Debido a las múltiples catástrofes derivadas de la violencia política, sumándole ahora los perjuicios del terremoto, lo datos de Siria no se conocen de forma fehaciente al menos desde agosto de 2020 por lo que las estimaciones de la inflación de ese país están desactualizadas mal, aún en el rubro confesiones.

Lo único cierto en ese país es que el hambre arrecia y es una zona de auténtico desastre humanitario, intervenido por superpotencias que en vez de mejorar las cosas las empeoran para el pueblo sirio. Como en nuestro país, se estima que la fortuna de Bashar Al Asad, gobernante de Siria, asciende a los 2000 millones de dólares. Tampoco nada que envidiarle a la avaricia criminal de los políticos argentinos.



#4 – Líbano: la receta del ajuste argentino echa nafta al fuego

En el cuarto lugar en el ranking de inflación se encuentra el Líbano, con gran parte de su territorio invadido y ocupado por potencias extranjeras desde hace décadas, que usó el modelo argentino del corralito económico y político al estilo kirchnerista y no sólo no obtuvo resultados si no que viene empeorando cada día. Devaluaron su moneda un 90%, cumpliendo a rajatabla las reformas que el exige el FMI.

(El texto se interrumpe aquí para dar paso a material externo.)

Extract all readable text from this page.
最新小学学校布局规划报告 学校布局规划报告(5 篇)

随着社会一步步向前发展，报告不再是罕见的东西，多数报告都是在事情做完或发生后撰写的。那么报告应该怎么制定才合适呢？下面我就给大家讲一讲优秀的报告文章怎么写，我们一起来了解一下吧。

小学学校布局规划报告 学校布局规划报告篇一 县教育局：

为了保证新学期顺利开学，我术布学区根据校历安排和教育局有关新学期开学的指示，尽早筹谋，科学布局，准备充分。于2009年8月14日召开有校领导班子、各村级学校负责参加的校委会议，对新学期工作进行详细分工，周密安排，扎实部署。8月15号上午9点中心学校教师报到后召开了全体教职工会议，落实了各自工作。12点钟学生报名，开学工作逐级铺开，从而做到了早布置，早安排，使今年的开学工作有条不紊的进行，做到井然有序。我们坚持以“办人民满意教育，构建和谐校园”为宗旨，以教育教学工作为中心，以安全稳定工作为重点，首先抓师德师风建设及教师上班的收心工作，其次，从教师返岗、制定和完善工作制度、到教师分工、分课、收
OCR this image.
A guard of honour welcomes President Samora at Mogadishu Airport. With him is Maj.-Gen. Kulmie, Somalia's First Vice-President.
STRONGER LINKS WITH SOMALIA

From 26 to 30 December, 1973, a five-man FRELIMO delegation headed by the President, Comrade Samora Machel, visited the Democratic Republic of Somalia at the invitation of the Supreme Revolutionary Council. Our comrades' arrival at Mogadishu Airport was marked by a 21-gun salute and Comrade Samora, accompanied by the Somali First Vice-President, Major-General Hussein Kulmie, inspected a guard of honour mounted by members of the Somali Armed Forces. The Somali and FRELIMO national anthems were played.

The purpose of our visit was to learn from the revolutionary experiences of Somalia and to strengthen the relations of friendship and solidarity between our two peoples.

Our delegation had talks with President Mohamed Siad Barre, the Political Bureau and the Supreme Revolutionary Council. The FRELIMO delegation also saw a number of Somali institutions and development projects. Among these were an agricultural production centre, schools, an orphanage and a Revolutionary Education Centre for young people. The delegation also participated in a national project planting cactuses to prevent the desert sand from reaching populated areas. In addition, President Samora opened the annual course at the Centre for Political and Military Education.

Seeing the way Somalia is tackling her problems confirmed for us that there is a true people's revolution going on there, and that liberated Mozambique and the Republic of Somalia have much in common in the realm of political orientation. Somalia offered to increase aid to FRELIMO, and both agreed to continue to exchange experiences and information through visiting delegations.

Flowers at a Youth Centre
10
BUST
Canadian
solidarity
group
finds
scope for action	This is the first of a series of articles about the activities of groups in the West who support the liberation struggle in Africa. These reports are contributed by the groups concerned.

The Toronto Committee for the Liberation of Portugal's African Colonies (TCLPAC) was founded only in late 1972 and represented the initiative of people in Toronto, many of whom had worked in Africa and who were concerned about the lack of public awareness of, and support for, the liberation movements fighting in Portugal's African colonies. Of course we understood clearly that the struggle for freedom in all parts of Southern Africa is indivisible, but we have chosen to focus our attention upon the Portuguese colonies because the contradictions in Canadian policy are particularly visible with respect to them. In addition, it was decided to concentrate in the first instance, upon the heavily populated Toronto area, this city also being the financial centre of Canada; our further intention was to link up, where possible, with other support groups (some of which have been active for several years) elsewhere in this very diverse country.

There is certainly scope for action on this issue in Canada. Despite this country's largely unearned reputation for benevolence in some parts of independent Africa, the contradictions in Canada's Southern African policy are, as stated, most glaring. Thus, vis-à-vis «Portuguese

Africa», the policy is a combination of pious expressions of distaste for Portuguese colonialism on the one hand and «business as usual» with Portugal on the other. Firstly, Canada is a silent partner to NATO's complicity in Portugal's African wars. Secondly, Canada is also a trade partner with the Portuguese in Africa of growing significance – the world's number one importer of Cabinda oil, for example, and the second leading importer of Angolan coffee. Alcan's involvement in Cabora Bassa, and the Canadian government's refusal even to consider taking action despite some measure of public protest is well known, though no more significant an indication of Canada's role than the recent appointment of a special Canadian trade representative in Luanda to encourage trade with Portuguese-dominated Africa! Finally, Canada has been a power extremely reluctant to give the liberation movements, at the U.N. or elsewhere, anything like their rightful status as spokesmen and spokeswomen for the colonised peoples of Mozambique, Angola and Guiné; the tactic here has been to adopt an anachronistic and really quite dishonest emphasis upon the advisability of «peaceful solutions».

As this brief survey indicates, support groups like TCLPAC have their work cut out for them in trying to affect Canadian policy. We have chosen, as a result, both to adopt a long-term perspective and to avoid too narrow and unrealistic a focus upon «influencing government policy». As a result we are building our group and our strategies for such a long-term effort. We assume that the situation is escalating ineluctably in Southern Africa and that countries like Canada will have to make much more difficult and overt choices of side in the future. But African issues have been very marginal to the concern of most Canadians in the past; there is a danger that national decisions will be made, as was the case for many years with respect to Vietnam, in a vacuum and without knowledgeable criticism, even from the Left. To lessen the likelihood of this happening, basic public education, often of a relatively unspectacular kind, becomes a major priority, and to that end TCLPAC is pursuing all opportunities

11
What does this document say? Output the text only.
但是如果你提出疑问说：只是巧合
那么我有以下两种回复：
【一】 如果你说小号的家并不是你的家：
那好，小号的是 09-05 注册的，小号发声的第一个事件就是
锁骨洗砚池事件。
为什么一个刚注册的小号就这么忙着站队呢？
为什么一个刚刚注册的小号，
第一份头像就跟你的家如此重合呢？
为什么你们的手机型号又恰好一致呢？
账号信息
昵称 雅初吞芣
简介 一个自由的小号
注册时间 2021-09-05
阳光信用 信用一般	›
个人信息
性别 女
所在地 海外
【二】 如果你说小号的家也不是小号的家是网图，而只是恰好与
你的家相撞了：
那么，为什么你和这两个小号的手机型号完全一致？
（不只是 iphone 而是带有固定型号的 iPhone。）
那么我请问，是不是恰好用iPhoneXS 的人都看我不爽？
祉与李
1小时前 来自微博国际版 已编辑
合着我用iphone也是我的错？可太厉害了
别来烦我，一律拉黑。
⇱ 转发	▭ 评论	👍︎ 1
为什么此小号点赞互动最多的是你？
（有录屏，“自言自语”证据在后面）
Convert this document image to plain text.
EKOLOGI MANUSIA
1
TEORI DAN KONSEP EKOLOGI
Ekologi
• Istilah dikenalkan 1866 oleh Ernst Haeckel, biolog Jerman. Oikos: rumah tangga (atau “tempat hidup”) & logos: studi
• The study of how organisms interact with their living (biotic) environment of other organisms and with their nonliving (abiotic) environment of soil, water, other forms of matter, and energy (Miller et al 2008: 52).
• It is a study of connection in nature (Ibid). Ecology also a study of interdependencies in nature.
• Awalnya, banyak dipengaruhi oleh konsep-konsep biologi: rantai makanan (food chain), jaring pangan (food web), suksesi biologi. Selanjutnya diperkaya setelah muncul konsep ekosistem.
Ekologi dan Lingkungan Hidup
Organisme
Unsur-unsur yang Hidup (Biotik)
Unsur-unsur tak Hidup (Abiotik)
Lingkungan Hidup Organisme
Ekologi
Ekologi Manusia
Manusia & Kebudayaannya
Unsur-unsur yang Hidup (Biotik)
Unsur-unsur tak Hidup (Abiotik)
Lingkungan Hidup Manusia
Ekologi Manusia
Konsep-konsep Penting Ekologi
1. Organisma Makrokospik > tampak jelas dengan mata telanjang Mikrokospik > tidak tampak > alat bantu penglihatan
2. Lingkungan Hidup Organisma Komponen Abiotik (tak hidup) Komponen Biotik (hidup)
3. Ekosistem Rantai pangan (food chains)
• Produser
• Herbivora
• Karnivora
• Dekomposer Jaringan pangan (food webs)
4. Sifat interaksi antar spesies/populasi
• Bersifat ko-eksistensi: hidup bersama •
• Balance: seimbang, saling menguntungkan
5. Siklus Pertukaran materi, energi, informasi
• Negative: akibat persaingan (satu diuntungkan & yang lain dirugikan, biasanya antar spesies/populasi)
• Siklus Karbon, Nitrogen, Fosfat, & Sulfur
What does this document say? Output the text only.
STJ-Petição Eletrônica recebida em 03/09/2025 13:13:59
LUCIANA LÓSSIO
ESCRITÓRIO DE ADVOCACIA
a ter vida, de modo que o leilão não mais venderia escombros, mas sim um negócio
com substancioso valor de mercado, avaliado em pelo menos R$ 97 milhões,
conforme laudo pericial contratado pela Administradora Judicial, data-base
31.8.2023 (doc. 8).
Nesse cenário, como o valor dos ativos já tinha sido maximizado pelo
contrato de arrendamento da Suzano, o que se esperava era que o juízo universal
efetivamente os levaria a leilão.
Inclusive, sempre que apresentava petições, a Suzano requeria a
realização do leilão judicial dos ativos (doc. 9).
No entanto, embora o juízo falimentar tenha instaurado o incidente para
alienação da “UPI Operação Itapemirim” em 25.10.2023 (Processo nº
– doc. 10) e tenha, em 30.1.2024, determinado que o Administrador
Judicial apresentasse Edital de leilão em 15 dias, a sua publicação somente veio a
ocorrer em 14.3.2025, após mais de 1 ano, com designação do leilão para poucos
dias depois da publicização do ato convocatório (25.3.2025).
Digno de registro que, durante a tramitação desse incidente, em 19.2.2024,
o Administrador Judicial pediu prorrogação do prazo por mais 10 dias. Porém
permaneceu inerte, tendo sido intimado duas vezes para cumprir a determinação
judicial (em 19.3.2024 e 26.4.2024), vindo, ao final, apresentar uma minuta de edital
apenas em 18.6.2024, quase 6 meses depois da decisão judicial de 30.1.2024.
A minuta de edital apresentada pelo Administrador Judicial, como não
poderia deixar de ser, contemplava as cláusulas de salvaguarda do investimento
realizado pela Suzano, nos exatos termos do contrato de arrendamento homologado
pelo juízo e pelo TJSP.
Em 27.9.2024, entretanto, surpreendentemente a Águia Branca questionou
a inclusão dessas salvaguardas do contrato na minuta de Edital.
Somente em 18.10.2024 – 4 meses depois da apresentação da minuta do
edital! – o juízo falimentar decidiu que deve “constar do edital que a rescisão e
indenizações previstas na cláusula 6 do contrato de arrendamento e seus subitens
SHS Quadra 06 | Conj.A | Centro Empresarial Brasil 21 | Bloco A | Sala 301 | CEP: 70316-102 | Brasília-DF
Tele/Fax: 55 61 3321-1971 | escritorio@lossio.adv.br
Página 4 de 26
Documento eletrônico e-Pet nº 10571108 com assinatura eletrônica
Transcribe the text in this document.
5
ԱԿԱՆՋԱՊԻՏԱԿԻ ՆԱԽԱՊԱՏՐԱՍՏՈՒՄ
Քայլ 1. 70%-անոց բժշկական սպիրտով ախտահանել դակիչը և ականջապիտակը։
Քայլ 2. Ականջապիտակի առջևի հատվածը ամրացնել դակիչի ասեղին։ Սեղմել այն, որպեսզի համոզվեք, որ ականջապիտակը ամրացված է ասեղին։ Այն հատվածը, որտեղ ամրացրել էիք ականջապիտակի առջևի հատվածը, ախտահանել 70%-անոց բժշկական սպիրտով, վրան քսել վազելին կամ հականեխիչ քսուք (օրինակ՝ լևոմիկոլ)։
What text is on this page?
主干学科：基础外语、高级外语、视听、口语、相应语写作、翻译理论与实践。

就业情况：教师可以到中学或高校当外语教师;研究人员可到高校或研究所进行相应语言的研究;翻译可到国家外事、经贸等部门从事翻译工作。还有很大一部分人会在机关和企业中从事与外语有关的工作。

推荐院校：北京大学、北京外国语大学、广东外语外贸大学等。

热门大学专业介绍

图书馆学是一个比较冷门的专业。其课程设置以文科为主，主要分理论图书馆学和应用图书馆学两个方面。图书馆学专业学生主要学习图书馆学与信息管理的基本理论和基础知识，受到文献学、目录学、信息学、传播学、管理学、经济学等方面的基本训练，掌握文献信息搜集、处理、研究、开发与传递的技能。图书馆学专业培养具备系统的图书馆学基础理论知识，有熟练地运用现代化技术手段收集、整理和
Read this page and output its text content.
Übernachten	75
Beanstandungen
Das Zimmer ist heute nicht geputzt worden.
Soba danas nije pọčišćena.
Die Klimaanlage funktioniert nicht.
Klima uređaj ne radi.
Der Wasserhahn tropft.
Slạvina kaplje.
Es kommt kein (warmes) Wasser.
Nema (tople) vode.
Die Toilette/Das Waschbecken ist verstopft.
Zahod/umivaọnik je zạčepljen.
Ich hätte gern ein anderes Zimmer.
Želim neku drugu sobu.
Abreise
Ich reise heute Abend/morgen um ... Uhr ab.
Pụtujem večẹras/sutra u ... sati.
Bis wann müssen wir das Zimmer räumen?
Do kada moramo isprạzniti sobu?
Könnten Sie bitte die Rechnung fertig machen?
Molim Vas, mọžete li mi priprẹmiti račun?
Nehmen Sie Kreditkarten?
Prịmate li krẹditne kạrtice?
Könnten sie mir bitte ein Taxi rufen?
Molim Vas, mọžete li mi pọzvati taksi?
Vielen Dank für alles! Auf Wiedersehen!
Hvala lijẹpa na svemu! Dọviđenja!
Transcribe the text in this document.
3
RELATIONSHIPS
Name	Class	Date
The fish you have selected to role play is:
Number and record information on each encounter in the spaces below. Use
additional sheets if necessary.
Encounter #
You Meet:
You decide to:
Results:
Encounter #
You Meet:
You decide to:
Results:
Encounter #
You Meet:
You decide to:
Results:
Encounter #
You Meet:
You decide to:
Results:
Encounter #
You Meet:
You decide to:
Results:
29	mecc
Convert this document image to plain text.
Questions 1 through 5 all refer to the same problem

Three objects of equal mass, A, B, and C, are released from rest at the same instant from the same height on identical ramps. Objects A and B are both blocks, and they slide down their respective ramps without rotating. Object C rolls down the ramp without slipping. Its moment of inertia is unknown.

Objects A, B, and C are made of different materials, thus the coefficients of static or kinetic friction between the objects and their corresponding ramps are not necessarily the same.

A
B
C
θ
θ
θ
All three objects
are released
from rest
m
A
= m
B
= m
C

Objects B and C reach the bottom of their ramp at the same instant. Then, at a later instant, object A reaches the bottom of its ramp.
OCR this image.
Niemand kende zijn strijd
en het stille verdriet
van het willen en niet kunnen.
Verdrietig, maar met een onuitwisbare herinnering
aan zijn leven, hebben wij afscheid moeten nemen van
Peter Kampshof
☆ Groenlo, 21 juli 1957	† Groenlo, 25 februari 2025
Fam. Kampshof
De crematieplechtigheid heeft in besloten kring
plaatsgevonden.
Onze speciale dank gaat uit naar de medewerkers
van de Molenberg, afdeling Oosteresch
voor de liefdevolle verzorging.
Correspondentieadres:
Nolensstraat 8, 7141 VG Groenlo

Al igual que en la Argentina, estos descarados dan una tasa de inflación oficial que solamente se peude creer el FMI para seguir exprimiendo su economía hasta hartarse.

Su tasa de inflación interanual confesa para enero de 2023 fue de un 124%, otra economía que se mira en el espejo argentino y cuyas consecuencias sociales, económicas y políticas son catastróficas.